The Fraser Institute has come out against changes to uninsured mortgage lending regulations proposed by the Office of the Superintendent of Financial Institutions (OSFI), saying that the changes could be detrimental to the residential mortgage market.
In a study called Uninsured Mortgage Regulation: From Corporate Governance to Prescription, public policy consultant Neil Mohindra takes an in-depth look at OSFI's proposal to stress test home buyers with uninsured mortgages by requiring them to qualify for a mortgage rate that’s two percentage points higher than their actual rate.
OSFI's proposal is an attempt to reduce the risk to the Canadian economy posed by mortgage defaults. It mirrors a similar move made last year in which a stress test was introduced on insured mortgages. However, Mohindra argues that this change would come with several negative effects — consequences that would be worse for the residential real estate market than if OSFI keeps the rules the same.
“This proposed stress test for financially sound homebuyers is unnecessary and will do
more harm than good — Canadian homebuyers will pay the price,” Mohindra says in his report.
His core argument is simple: Canadians may owe a lot of money, but they have a great track record of paying off their debt, too. The rate of mortgage arrears in Canada has remained below 0.45% since 2002. For context, the rate of mortgage arrears in the U.S. during the 2009 financial crisis was nearly 5%.
What’s worse, Mohindra says, is that the new rules could actually make things worse for homebuyers in five ways:
It could be harder for potential homebuyers to access mortgages (especially higher priced ones in cities such as Toronto)

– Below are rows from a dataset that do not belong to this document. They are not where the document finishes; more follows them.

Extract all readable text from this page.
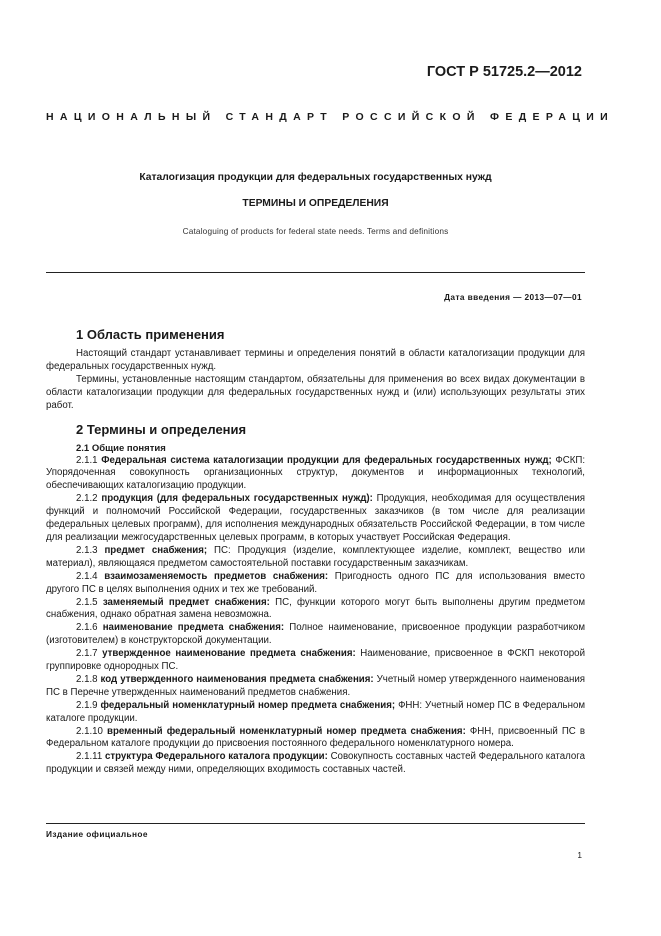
ГОСТ Р 51725.2—2012
НАЦИОНАЛЬНЫЙ СТАНДАРТ РОССИЙСКОЙ ФЕДЕРАЦИИ
Каталогизация продукции для федеральных государственных нужд
ТЕРМИНЫ И ОПРЕДЕЛЕНИЯ
Cataloguing of products for federal state needs. Terms and definitions
Дата введения — 2013—07—01
1 Область применения

Настоящий стандарт устанавливает термины и определения понятий в области каталогизации продукции для федеральных государственных нужд.

Термины, установленные настоящим стандартом, обязательны для применения во всех видах документации в области каталогизации продукции для федеральных государственных нужд и (или) использующих результаты этих работ.

2 Термины и определения
2.1 Общие понятия

2.1.1 Федеральная система каталогизации продукции для федеральных государственных нужд; ФСКП: Упорядоченная совокупность организационных структур, документов и информационных технологий, обеспечивающих каталогизацию продукции.

2.1.2 продукция (для федеральных государственных нужд): Продукция, необходимая для осуществления функций и полномочий Российской Федерации, государственных заказчиков (в том числе для реализации федеральных целевых программ), для исполнения международных обязательств Российской Федерации, в том числе для реализации межгосударственных целевых программ, в которых участвует Российская Федерация.

2.1.3 предмет снабжения; ПС: Продукция (изделие, комплектующее изделие, комплект, вещество или материал), являющаяся предметом самостоятельной поставки государственным заказчикам.

2.1.4 взаимозаменяемость предметов снабжения: Пригодность одного ПС для использования вместо другого ПС в целях выполнения одних и тех же требований.

2.1.5 заменяемый предмет снабжения: ПС, функции которого могут быть выполнены другим предметом снабжения, однако обратная замена невозможна.

2.1.6 наименование предмета снабжения: Полное наименование, присвоенное продукции разработчиком (изготовителем) в конструкторской документации.

2.1.7 утвержденное наименование предмета снабжения: Наименование, присвоенное в ФСКП некоторой группировке однородных ПС.

2.1.8 код утвержденного наименования предмета снабжения: Учетный номер утвержденного наименования ПС в Перечне утвержденных наименований предметов снабжения.

2.1.9 федеральный номенклатурный номер предмета снабжения; ФНН: Учетный номер ПС в Федеральном каталоге продукции.

2.1.10 временный федеральный номенклатурный номер предмета снабжения: ФНН, присвоенный ПС в Федеральном каталоге продукции до присвоения постоянного федерального номенклатурного номера.

2.1.11 структура Федерального каталога продукции: Совокупность составных частей Федерального каталога продукции и связей между ними, определяющих входимость составных частей.

Издание официальное
1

It could force some homebuyers to settle for a less-desirable home, instead of the one they want
More homebuyers will turn to less-regulated mortgage companies, which are funded by private investors and can result in higher interest rates
More homebuyers may be encouraged to choose short-term variable rate mortgages which are more vulnerable to fluctuating interest rates than longer fixed-rate mortgages
The mortgage industry could become less competitive as smaller lenders would struggle to stay in business with less qualifying borrowers
While these are all valid points, it’s not objectively clear that these consequences would necessarily “do more harm than good,” as Mohindra concludes. For example, the consequence of forcing homebuyers to settle for homes they don’t prefer isn’t really bad for the Canadian economy. Most homebuyers have to compromise in some way or another when shopping for a home
Secondly, if all it takes is a small interest rate increase to make housing unaffordable — well, then that suggests many Canadians who have bought actually can’t really afford a home. They can only do so because of unrealistically low interest rates.
If people are buying houses only because they can afford them with a mortgage rate at 2.5%, but can’t afford that same home at 5%, then Canada has a serious problem. And it’s better to fix it then allow this problem to fester — the way many allowed the same problem to fester south of the border a decade ago.
Regardless of how likely Mohindra’s predictions are to come true, others — mainly economists and those in the housing industry — have also criticized the new OSFI rules. OSFI is set to release the updated mortgage lending guidelines at the end of October, and they’ll go into effect a few months later.